OpenACC offloading of the MFC compressible multiphase flow solver on AMD and NVIDIA GPUs

TL;DR

This paper demonstrates efficient acceleration of a multiphase flow solver on AMD and NVIDIA GPUs using OpenACC, achieving significant speedups and high scaling efficiencies through specific optimizations and parallelization techniques.

Contribution

It introduces optimized OpenACC implementation and techniques for multiphase flow simulation on AMD and NVIDIA GPUs, achieving high performance and scalability.

Findings

Achieved up to 30x speedup of kernels.

Maintained over 95% weak scaling efficiency on large systems.

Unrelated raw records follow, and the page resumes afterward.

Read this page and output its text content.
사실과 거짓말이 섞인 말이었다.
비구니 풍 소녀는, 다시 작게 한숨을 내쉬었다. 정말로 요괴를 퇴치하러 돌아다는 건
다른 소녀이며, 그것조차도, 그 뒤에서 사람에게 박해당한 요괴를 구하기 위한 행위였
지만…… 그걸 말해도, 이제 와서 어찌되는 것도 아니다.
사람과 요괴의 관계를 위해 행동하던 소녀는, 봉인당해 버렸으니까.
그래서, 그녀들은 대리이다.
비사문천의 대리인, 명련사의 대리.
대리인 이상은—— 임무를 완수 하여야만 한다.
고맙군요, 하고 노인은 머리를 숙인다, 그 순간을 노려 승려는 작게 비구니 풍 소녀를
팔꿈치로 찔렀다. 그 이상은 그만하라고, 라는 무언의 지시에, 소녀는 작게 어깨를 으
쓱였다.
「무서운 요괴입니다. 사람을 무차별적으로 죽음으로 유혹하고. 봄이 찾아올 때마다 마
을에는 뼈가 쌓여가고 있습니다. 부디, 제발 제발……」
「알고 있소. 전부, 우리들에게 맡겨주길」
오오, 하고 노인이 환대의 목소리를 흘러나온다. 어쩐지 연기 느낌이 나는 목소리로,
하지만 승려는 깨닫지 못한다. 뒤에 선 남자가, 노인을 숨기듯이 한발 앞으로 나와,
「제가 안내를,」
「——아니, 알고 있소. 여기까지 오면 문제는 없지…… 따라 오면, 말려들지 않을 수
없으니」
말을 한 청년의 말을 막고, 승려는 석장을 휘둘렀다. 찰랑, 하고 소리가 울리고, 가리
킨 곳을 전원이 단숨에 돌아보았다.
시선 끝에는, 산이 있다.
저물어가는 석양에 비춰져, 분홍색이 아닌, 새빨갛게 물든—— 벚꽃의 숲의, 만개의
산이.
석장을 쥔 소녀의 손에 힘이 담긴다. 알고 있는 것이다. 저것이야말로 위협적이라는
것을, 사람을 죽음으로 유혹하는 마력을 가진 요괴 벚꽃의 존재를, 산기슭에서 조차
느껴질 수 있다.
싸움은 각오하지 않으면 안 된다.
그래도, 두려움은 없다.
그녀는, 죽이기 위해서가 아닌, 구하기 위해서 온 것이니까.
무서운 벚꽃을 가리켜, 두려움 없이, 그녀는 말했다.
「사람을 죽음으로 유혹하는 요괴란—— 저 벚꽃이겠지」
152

Improved strong scaling efficiency with GPU-aware MPI.

Abstract

GPUs are the heart of the latest generations of supercomputers. We efficiently accelerate a compressible multiphase flow solver via OpenACC on NVIDIA and AMD Instinct GPUs. Optimization is accomplished by specifying the directive clauses 'gang vector' and 'collapse'. Further speedups of six and ten times are achieved by packing user-defined types into coalesced multidimensional arrays and manual inlining via metaprogramming. Additional optimizations yield seven-times speedup in array packing and thirty-times speedup of select kernels on Frontier. Weak scaling efficiencies of 97% and 95% are observed when scaling to 50% of Summit and 95% of Frontier. Strong scaling efficiencies of 84% and 81% are observed when increasing the device count by a factor of 8 and 16 on V100 and MI250X hardware. The strong scaling efficiency of AMD's MI250X increases to 92% when increasing the device count by a factor of 16 when GPU-aware MPI is used for communication.